ODM 0.9.8 Adds Multispectral, 16bit TIFFs Support and Moar!
WebODM introduced support for plant health algorithms about a month ago. It was no secret that we concurrently started work to support TIFFs file inputs and multispectral cameras, both features that have been highly requested.
Today we are excited to announce the release of ODM 0.9.8!
TIFF Support
Up until now ODM was able to process only JPG files. With this release we added support for processing TIFF files, both 8bit and 16bit. TIFF is a popular format especially with multispectral and thermal cameras.
Multispectral Support (Experimental)
We have added the ability to process multispectral images (for example those captured with a Parrot Sequoia, MicaSense Altum or RedEdge). We have obtained some promising preliminary results. When provided with N camera bands, ODM will generate an N band orthophoto (in the proper bit resolution, up to 16).
We have not added support for spectral calibration targets, which we plan to add in the near future and we’re currently looking to add support for more cameras. The task of identifying different bands is different for each camera vendor and we’ll need to add support for more cameras with time. We hope the community will start to process some datasets and help us improve multispectral support (share your datasets?)

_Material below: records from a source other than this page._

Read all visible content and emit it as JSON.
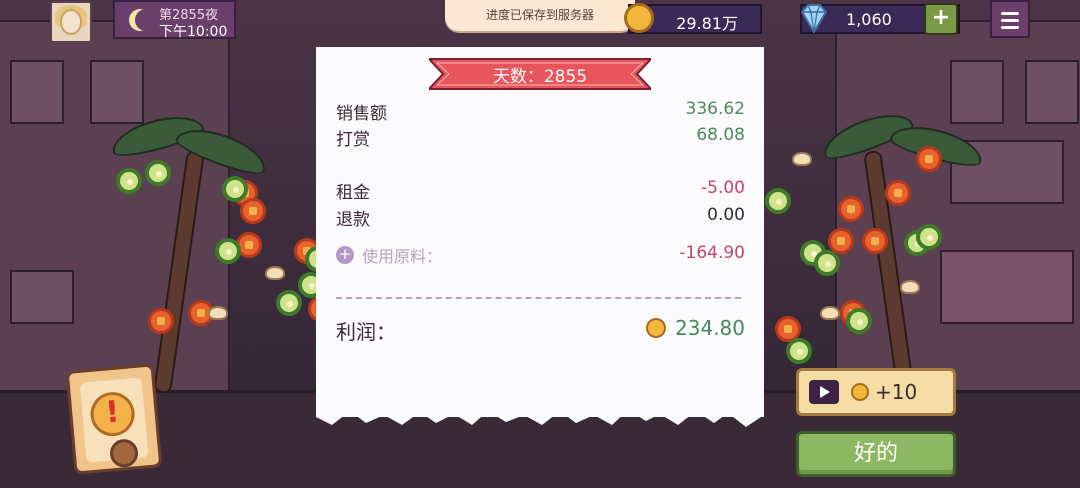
{
  "header": {
    "day_label": "第2855夜",
    "time_label": "下午10:00",
    "toast": "进度已保存到服务器",
    "coins": "29.81万",
    "gems": "1,060",
    "add_gems_label": "+"
  },
  "receipt": {
    "banner": "天数：2855",
    "rows": [
      {
        "label": "销售额",
        "value": "336.62"
      },
      {
        "label": "打赏",
        "value": "68.08"
      },
      {
        "label": "租金",
        "value": "-5.00"
      },
      {
        "label": "退款",
        "value": "0.00"
      }
    ],
    "ingredients_label": "使用原料：",
    "ingredients_value": "-164.90",
    "ingredients_plus": "+",
    "profit_label": "利润：",
    "profit_value": "234.80"
  },
  "actions": {
    "ad_reward": "+10",
    "ok": "好的"
  },
  "alert": {
    "mark": "!"
  },
  "colors": {
    "ribbon": "#e9555d",
    "positive": "#4a8a5a",
    "negative": "#c2466a",
    "ok_button": "#8cb864"
  }
}
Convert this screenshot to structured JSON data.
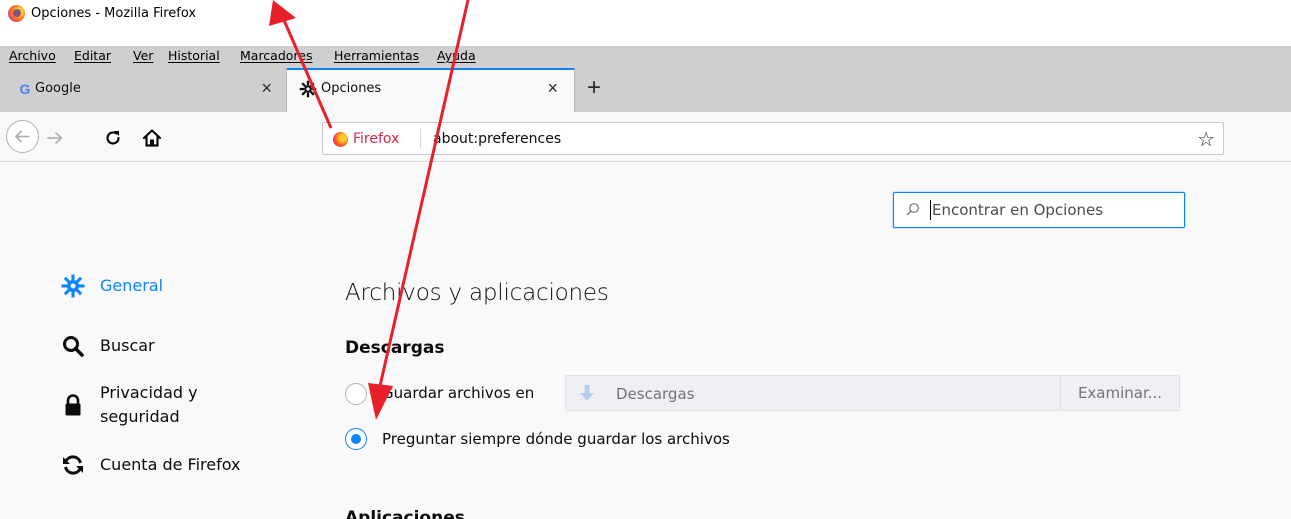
{
  "window": {
    "title": "Opciones - Mozilla Firefox"
  },
  "menu": {
    "items": [
      {
        "label": "Archivo"
      },
      {
        "label": "Editar"
      },
      {
        "label": "Ver"
      },
      {
        "label": "Historial"
      },
      {
        "label": "Marcadores"
      },
      {
        "label": "Herramientas"
      },
      {
        "label": "Ayuda"
      }
    ]
  },
  "tabs": [
    {
      "label": "Google",
      "icon": "google-icon",
      "active": false
    },
    {
      "label": "Opciones",
      "icon": "gear-icon",
      "active": true
    }
  ],
  "tab_close_glyph": "×",
  "new_tab_glyph": "+",
  "urlbar": {
    "identity_label": "Firefox",
    "url": "about:preferences"
  },
  "search": {
    "placeholder": "Encontrar en Opciones"
  },
  "sidebar": {
    "items": [
      {
        "label": "General",
        "icon": "gear-icon",
        "selected": true
      },
      {
        "label": "Buscar",
        "icon": "search-icon",
        "selected": false
      },
      {
        "label": "Privacidad y seguridad",
        "icon": "lock-icon",
        "selected": false
      },
      {
        "label": "Cuenta de Firefox",
        "icon": "sync-icon",
        "selected": false
      }
    ]
  },
  "main": {
    "section_title": "Archivos y aplicaciones",
    "downloads_heading": "Descargas",
    "save_files_label": "Guardar archivos en",
    "folder_value": "Descargas",
    "browse_button": "Examinar...",
    "always_ask_label": "Preguntar siempre dónde guardar los archivos",
    "selected_option": "always_ask",
    "applications_heading": "Aplicaciones"
  },
  "colors": {
    "accent": "#0a84ff",
    "annotation_arrow": "#e8202a"
  }
}
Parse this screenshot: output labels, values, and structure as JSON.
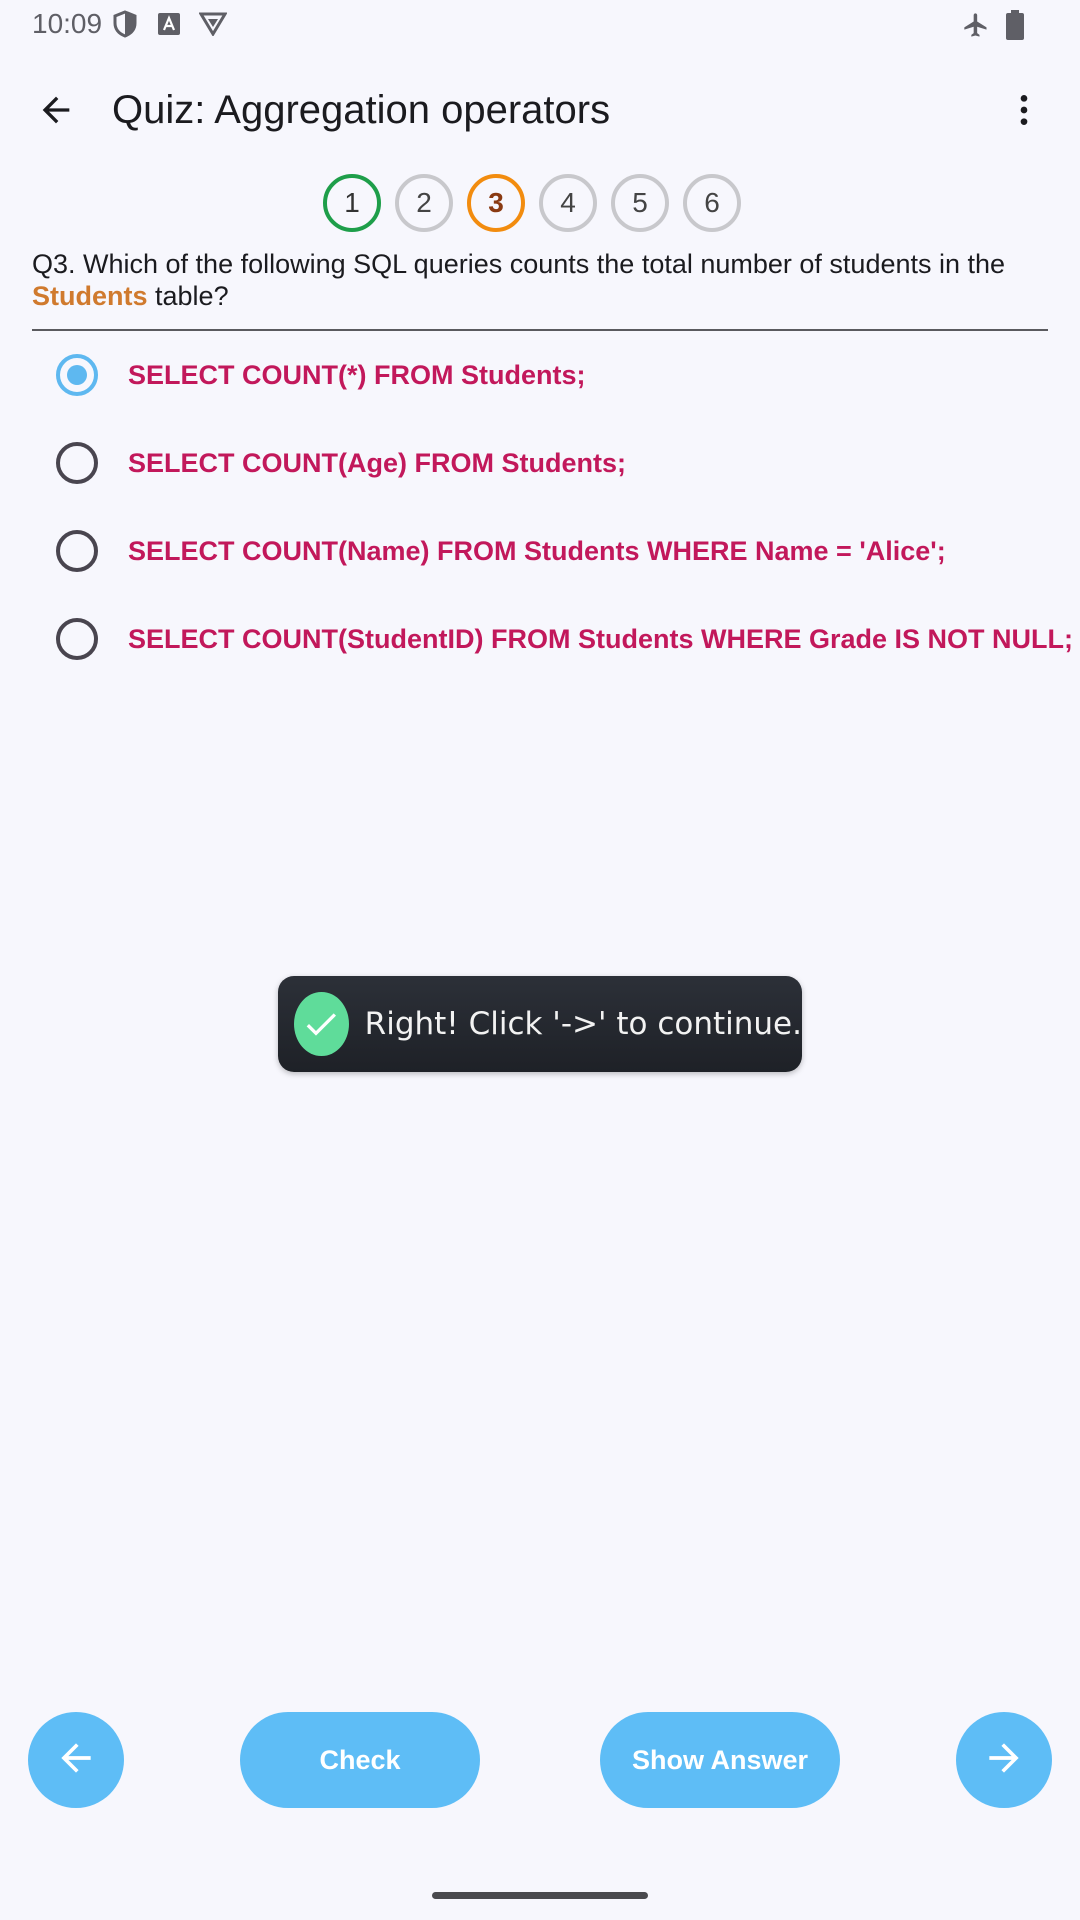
{
  "status_bar": {
    "time": "10:09",
    "left_icons": [
      "shield-icon",
      "font-a-icon",
      "vpn-badge-icon"
    ],
    "right_icons": [
      "airplane-mode-icon",
      "battery-icon"
    ]
  },
  "app_bar": {
    "title": "Quiz: Aggregation operators"
  },
  "stepper": {
    "steps": [
      {
        "label": "1",
        "state": "done"
      },
      {
        "label": "2",
        "state": "pending"
      },
      {
        "label": "3",
        "state": "current"
      },
      {
        "label": "4",
        "state": "pending"
      },
      {
        "label": "5",
        "state": "pending"
      },
      {
        "label": "6",
        "state": "pending"
      }
    ]
  },
  "question": {
    "text_before": "Q3. Which of the following SQL queries counts the total number of students in the ",
    "highlight": "Students",
    "text_after": " table?"
  },
  "options": [
    {
      "label": "SELECT COUNT(*) FROM Students;",
      "selected": true
    },
    {
      "label": "SELECT COUNT(Age) FROM Students;",
      "selected": false
    },
    {
      "label": "SELECT COUNT(Name) FROM Students WHERE Name = 'Alice';",
      "selected": false
    },
    {
      "label": "SELECT COUNT(StudentID) FROM Students WHERE Grade IS NOT NULL;",
      "selected": false
    }
  ],
  "toast": {
    "message": "Right! Click '->' to continue."
  },
  "bottom_bar": {
    "check_label": "Check",
    "show_answer_label": "Show Answer"
  },
  "colors": {
    "accent": "#5ebdf6",
    "option_text": "#c2185b",
    "highlight": "#d07a2e",
    "step_done": "#1e9e4a",
    "step_current": "#f28c0f",
    "toast_success": "#5fdc9a"
  }
}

We recommend to pass the –texturing-skip-global-seam-leveling option when processing thermal/multispectral datasets. Global seam leveling will attempt to normalize the values distribution across orthophotos, which works well for making pretty RGB images, but will affect measured values in thermal/multispectral settings.
Split-merge Improvements
We rewrote from scratch the orthophoto cutline blending algorithm to merge orthophotos, a bottleneck that was causing processing to take longer than necessary in the last stage of the pipeline. The new algorithm is faster and much more memory efficient. We also sped up by a factor of 30x the time it takes to merge point clouds from submodels, as well as reducing memory usage drastically.
OpenSfM/MVE Updates
We brought the latest version of OpenSfM in this update, which delivers up to 1.6x faster image matching than before.
MVE has also been (finally) modified to report progress on the status of computations. You’ll finally know if the program is “stuck” or not.
Improved Brown-Conrady Camera Model
We made modifications to the camera model used to compute camera poses and points. Up until now the default in ODM has been to use a simplified perspective camera model. The community has been testing the usage of the brown-conrady model for a while, with great results. The original brown-conrady model however uses two parameters for specifying focal length, which are unfortunately not accurately supported by the texturing and dense reconstruction stages of the pipeline (a single focal length is used by those stages). We’ve approximated the brown-conrady computation by averaging the two focal lengths, but could we do better? Yes!
We modified the brown-conrady model to use a single focal length, bringing the model to full support for all stages of the pipeline and set it as the default camera model. We expect this will improve the quality of results for all outputs. Preliminary tests confirm this.
Easier To Contribute to ODM
If you are on Linux, it’s now easier than ever to make a change to ODM. A new script setups a development environment for you inside a docker container.
And One More Thing: NodeODM Changes
NodeODM now exposes a task list API endpoint. This is a feature that has been requested a lot and allows people to view the tasks running on a particular node. If you send a task to NodeODM via WebODM (or CloudODM or PyODM, or any other client), if you open the NodeODM interface you will be able to monitor and manage the task. This is also implemented in ClusterODM.
We have also replaced the .zip compression method in NodeODM to be faster, more memory efficient.
What do you think of the new changes? Try them out and report any bug.